— Что вы имели в виду, когда сказали о благотворительности, мадам?

— Помощь бедным, конечно. Это и есть благотворительность — помощь тем, к кому судьба менее благосклонна.

Мне надоело слушать ее нудные рассуждения, но нужно было выиграть время. Я судорожно осматривала комнату, стараясь найти вазу или какой-нибудь сосуд для нашего трофея.

— Я слышала, лорд Уэйлин помогает школе для сирот.

— Да, Уэйлин сейчас дома, и вам об этом хорошо известно, сударыня.

Она говорила со мной таким тоном, как будто я, безнадежная старая дева, специально прибежала поохотиться за ее сыночком. Обидно было выслушивать такие намеки, но я не могла позволить ответить ей так же ядовито. Наконец, мой взгляд остановился на небольшой сине-белой китайской вазе на столе возле двери. У нас дома есть очень похожая ваза в голубой комнате для гостей. Леди Уэйлин, конечно, не потрудится встать и проводить нас к выходу. Может быть, она ничего не заметит, хотя я и буду в поле ее зрения. Хватит ли мне храбрости рискнуть?

— Да, я конечно слышала, что лорд дома, — сказала я.

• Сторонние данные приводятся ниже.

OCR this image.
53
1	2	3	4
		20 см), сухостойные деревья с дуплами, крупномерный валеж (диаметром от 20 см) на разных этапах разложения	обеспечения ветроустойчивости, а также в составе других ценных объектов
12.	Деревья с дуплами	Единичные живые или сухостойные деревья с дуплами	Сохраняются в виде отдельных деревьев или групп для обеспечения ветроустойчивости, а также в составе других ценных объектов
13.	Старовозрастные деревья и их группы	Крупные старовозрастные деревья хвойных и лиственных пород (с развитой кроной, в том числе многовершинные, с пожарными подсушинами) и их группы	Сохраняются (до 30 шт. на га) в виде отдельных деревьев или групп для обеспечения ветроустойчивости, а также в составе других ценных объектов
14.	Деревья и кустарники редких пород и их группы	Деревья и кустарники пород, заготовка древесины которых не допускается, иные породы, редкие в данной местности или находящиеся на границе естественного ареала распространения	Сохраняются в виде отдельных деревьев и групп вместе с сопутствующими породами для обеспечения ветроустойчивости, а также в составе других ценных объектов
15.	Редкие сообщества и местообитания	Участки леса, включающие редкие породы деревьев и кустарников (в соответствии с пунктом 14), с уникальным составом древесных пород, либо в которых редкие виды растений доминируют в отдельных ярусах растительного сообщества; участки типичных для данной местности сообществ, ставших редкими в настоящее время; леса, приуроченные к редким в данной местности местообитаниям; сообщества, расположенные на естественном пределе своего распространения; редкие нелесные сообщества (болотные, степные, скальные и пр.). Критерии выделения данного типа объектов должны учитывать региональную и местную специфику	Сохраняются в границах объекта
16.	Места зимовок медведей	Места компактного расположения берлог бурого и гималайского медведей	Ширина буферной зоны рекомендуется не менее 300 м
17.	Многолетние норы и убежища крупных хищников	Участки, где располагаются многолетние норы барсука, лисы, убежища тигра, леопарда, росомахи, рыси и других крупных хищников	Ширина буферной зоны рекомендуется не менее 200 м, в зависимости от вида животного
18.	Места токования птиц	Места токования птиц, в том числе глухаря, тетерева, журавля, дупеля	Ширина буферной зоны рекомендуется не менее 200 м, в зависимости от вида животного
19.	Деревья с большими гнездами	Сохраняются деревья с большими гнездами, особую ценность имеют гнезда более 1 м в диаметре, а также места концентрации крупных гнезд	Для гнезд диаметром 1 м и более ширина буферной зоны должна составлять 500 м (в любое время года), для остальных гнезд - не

— Уэйлину вряд ли будет интересно ваше книжное общество.

— Мы и не собираемся его приглашать, мадам.

Она говорила ужасно неприятным резким тоном, и мне хотелось поскорее уйти. Нужно все-таки попробовать китайскую вазу.

— В таком случае я скажу своим приятельницам, что вас это не заинтересовало.

Я взяла свою сумочку и перчатки. Мама последовала моему примеру, но вид у нее был растерянный. Мопс открыл пасть и отрывисто тявкнул. Леди Уэйлин стала гладить его и разговаривать, как с маленьким ребенком.

— Наш Буббочка хочет погулять в садик? Славная собачка!

Потом она повернулась ко мне и произнесла совсем другим, холодным тоном:

— Можете сказать Ситону, когда будете выходить из дома, чтобы он пришел за Бубби.

Я с трудом удержала себя, чтобы не сказать ей спасибо за то, что она осчастливила меня таким почетным поручением. Жаль, что я не посоветовала ей самой позвать Ситона. Я поднялась со стула, холодно кивнула и спросила:

— Мама, вы готовы? Пойдемте. Мы и так уже отняли у леди Уэйлин слишком много ее драгоценного времени.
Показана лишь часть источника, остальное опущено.